West Hollywood’s City Council voted unanimously to move forward with phase two of West Hollywood Park renovations Monday night, including building a new multipurpose recreation center with swimming pools on the roof, and incorporating a National AIDS Monument into the park.
The new five-story, 71,000-square-foot recreation center will be built behind the current five-story library parking deck, where the El Tovar surface parking lot now sits. The facility will have ground-level parking, plus locker rooms, public meeting room space and an interior gymnasium large enough for two basketball courts. Two pools will be on the roof, one for lap swimming and another for recreational swimming. The estimated cost will be $80 million.
The National AIDS Monument will be located near the grand staircase leading from San Vicente Boulevard to the library entrance.
Many local athletes came out to support the plan for the new recreation center, including Jake Mason, who founded West Hollywood Dodgeball, the largest LGBT dodgeball league in the nation. WeHo Dodgeball currently plays its games in the auditorium in West Hollywood Park.
A number of athletes urged the council not to tear down the existing auditorium and swimming pool on San Vicente Boulevard until the new facility is completed. Currently, the plan is to have the new facility built and operational before demolishing the current buildings.

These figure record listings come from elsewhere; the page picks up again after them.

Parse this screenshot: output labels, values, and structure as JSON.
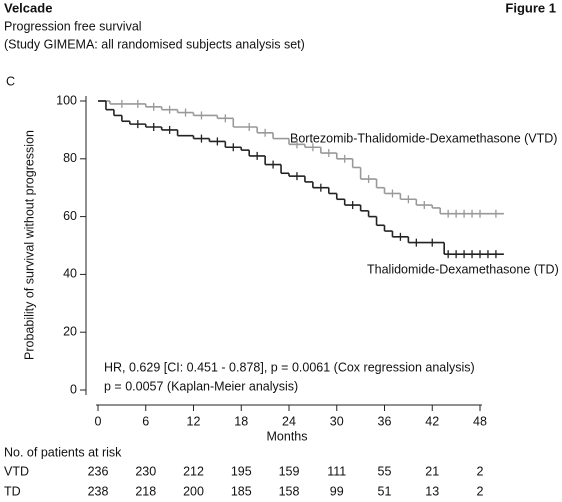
{
  "header": {
    "title": "Velcade",
    "figure": "Figure 1",
    "subtitle": "Progression free survival",
    "study": "(Study GIMEMA: all randomised subjects analysis set)",
    "panel": "C"
  },
  "chart_data": {
    "type": "step",
    "xlabel": "Months",
    "ylabel": "Probability of survival without progression",
    "xlim": [
      0,
      48
    ],
    "xticks": [
      0,
      6,
      12,
      18,
      24,
      30,
      36,
      42,
      48
    ],
    "ylim": [
      0,
      100
    ],
    "yticks": [
      0,
      20,
      40,
      60,
      80,
      100
    ],
    "series": [
      {
        "name": "Bortezomib-Thalidomide-Dexamethasone (VTD)",
        "color": "#999999",
        "x": [
          0,
          1.5,
          6,
          8,
          10,
          12,
          15,
          17,
          20,
          22,
          24,
          26,
          28,
          30,
          32,
          33,
          35,
          36,
          38,
          40,
          42,
          43,
          51
        ],
        "values": [
          100,
          99,
          98,
          97,
          96,
          95,
          94,
          91,
          89,
          87,
          85,
          84,
          82,
          80,
          77,
          73,
          70,
          68,
          66,
          64,
          63,
          61,
          61
        ],
        "censored": [
          3,
          5,
          7,
          9,
          11,
          13,
          16,
          19,
          21,
          25,
          27,
          29,
          31,
          34,
          37,
          39,
          41,
          44,
          45,
          46,
          47,
          48,
          50
        ]
      },
      {
        "name": "Thalidomide-Dexamethasone (TD)",
        "color": "#222222",
        "x": [
          0,
          1,
          2,
          3,
          4,
          6,
          8,
          10,
          12,
          14,
          16,
          18,
          19,
          21,
          23,
          24,
          26,
          27,
          29,
          30,
          31,
          33,
          34,
          35,
          36,
          37,
          39,
          43.5,
          51
        ],
        "values": [
          100,
          97,
          95,
          93,
          92,
          91,
          90,
          88,
          87,
          86,
          84,
          83,
          81,
          78,
          75,
          74,
          72,
          70,
          68,
          66,
          64,
          62,
          60,
          57,
          55,
          53,
          51,
          47,
          47
        ],
        "censored": [
          5,
          7,
          9,
          13,
          15,
          17,
          20,
          22,
          25,
          28,
          32,
          38,
          40,
          42,
          44,
          45,
          46,
          47,
          48,
          49,
          50
        ]
      }
    ],
    "annotations": [
      "HR, 0.629 [CI: 0.451 - 0.878], p = 0.0061 (Cox regression analysis)",
      "p = 0.0057 (Kaplan-Meier analysis)"
    ]
  },
  "at_risk": {
    "title": "No. of patients at risk",
    "rows": [
      {
        "name": "VTD",
        "values": [
          "236",
          "230",
          "212",
          "195",
          "159",
          "111",
          "55",
          "21",
          "2"
        ]
      },
      {
        "name": "TD",
        "values": [
          "238",
          "218",
          "200",
          "185",
          "158",
          "99",
          "51",
          "13",
          "2"
        ]
      }
    ]
  }
}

Water polo player Michael Crosby, who came dressed in nothing but a Speedo bathing suit, praised plans for the new pool, and emphasized to the council how much money gay athletic events, including aquatic sports, bring to the city.
Hunter Halinick, owner at the Gym Bar in WeHo’s gay bar district, where many athletes go after dodgeball and volleyball games, estimated 40 percent of his business came from those athletes.
The location for the two swimming pools proved to be a sticking point for the council, which considered six phase II construction options presented by Heery International, an architectural firm hired to do a “feasibility study” on the park for the city.
Councilmembers John D’Amico and Jeff Prang preferred having basketball courts on the roof of the recreation center, and putting the pools at ground level in the northern portion of the park where the two basketball courts are currently located. A separate pool facility would have lowered the overall cost to $75 million.
However, Councilmembers John Duran and John Heilman, along with Mayor Abbe Land favored putting the pools on the recreation center roof. Those pools will be the same level as the three tennis courts atop the five-story parking garage.
“It’s an exciting and prominent location,” said Heilman.
An exact design for the AIDS monument has not been determined, but it will likely also include an amphitheatre. The monument will memorialize the AIDS epidemic from a West Hollywood/Los Angeles perspective, honoring those who died and those who survived, as well as allies who helped in the fight.
Duran, who is HIV positive, said that 10,000 people in West Hollywood died during the epidemic of the 1980s and 1990s.
“It’s like a bomb, a nuclear bomb, going off in the center of town,” Duran said.
The park renovations will also see the Tiny Tots preschool building and playground area relocated next to the library. The existing playground area will be transformed into open space.
Construction project manager Dan Adams of Heery International said it would take 12 to 15 months before “ground-breaking” could start and another four years of construction time. The city will issue a “request for proposals” for designs in the coming weeks.
The council asked city staff members to look at options for making the lap pool deeper than the proposed seven feet in the current plan. Twelve feet is needed if the pool is to have diving, but extra support columns in the building’s gym area would likely be needed to support the extra weight of a deeper pool.
The council also suggested the recreation facility should have public restrooms available for clubgoers returning to their cars in the parking deck late at night. Heilman noted that restrooms might prevent people from urinating in the stairwells of the parking deck, a problem he has complained about in the past.